Robicelli worked in New York neighborhood restaurants and also catered, including one gig for the grandson of President Theodore Roosevelt. “On my block, everyone was always sending food to each other, and that’s how we learned,” she says. “You got excited when the Greek woman down the block was making cookies or the Polish people were having a party. We were middle class and I could never afford to travel, but with cooking, I could travel the world in my backyard.”

With their beloved bakery, which featured hundreds of whimsical flavors of cupcakes (and mad cooking skills evident in the dish and drink like the ones on these pages), the Robicellis were a fixture on the New York food scene and have fast made their mark here.

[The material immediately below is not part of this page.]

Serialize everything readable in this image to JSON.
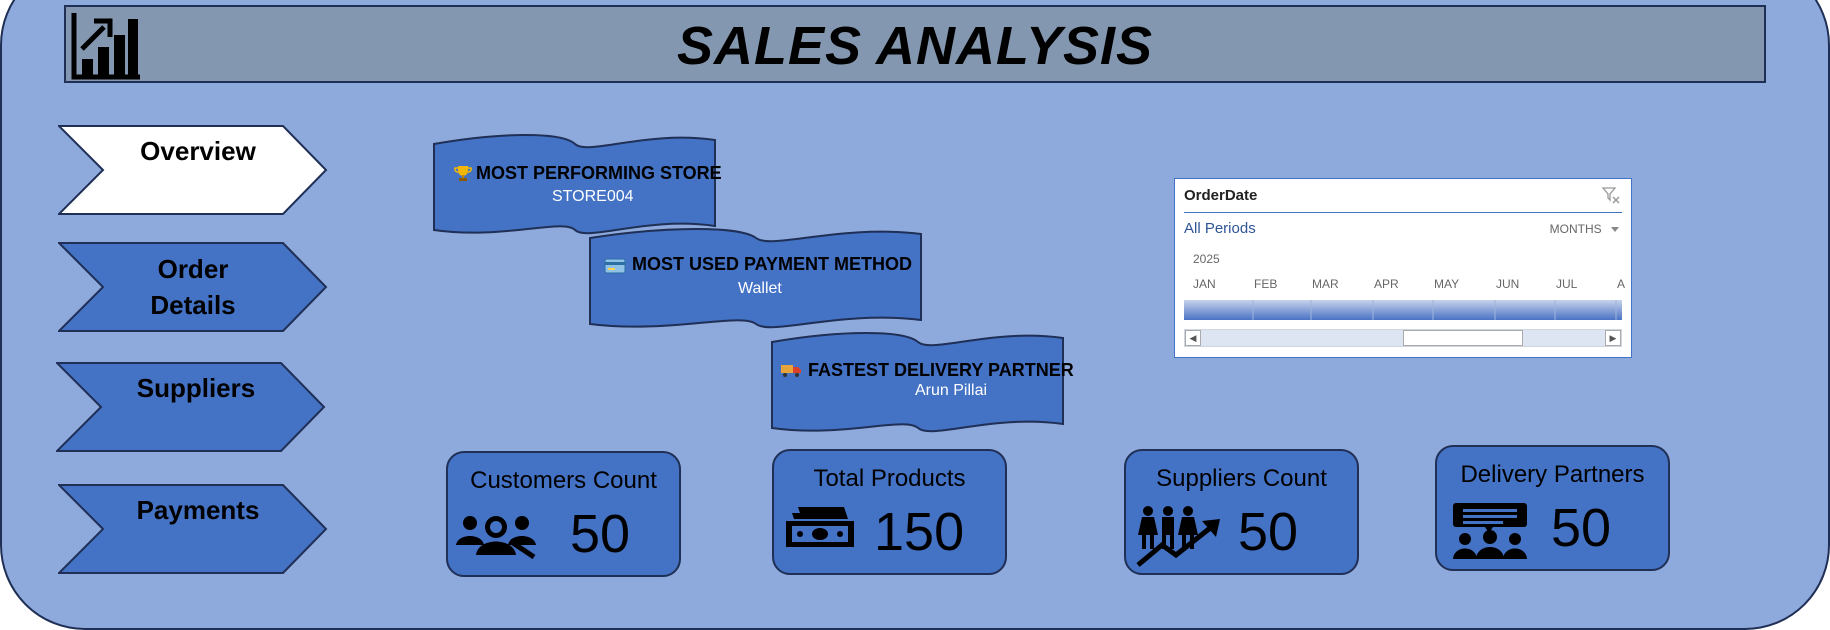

With all the growth and development in Baltimore, Robicelli is hoping that Charm City will be able to maintain its many charms. “We got gentrified out,” she says of why she left Brooklyn. “I won’t have any part of it. We want the underdog. We put the work into Brooklyn to make it better—and then, suddenly, we didn’t exist. We want other people to come see Baltimore and invest in it, and that will give meaning to what we did. People are so proud of Baltimore, and they make me proud of it, too.”

Butternut Panzanella

Allison Robicelli’s Butternut Panzanella features items from two of the writer’s favorite local haunts. “The panzanella highlights the rolls from Avenue Bakery and the bacon-stuffed bacon from Krakus Deli,” she says. Serves 6

  • 1 tablespoon sugar
  • 3 tablespoons olive oil
  • ½ teaspoon salt
  • 4 ounces Boczek parzony i faszerowany Polish bacon from Krakus Deli
  •  6 “Poppy’s” Rolls from Avenue Bakery
  • 2 large shallots
  • 1 ½ tablespoons Dijon mustard
  • 4 tablespoons balsamic vinegar
  • ⅓ cup olive oil
  • 5 ounces baby arugula
  • 1 ounce fresh sage



  1. Preaheat oven to 400 degrees. Line three sheet pans with parchment or aluminum foil.
  2. Peel butternut squash, scoop out seeds, and cut into 1-inch cubes. Toss with sugar, 3 tablespoons olive oil, ½ teaspoon kosher salt, and freshly cracked pepper. Spread in a single layer on baking sheet and roast for 40 minutes, flipping squash over halfway through the cooking process. Set aside to cool completely. 
  3. Slice the Boczek parzony i faszerowany into strips and arrange evenly on the other sheet pan. Roast until crispy, between 10-15 minutes. While that is cooking, prepare the croutons. Cut the Poppy’s rolls into rough 1-inch pieces and spread out on the third baking sheet. After the Boczek comes out of the oven, pop in the rolls and bake until dry and crisp.
  4. Finely mince one shallot and add to a large bowl with Dijon mustard and balsamic vinegar. Slowly add olive oil while vigorously whisking to make the dressing.
  5. Place the arugula in the bowl with the cooled butternut squash and croutons. Slice the remaining shallot into thin pieces, thinly chiffonade the sage, chop the Boczek, and add everything to the bowl. Toss for at least a minute to make sure all the ingredients are well coated with dressing and butternut squash. Allow to sit for at least 20 minutes before serving.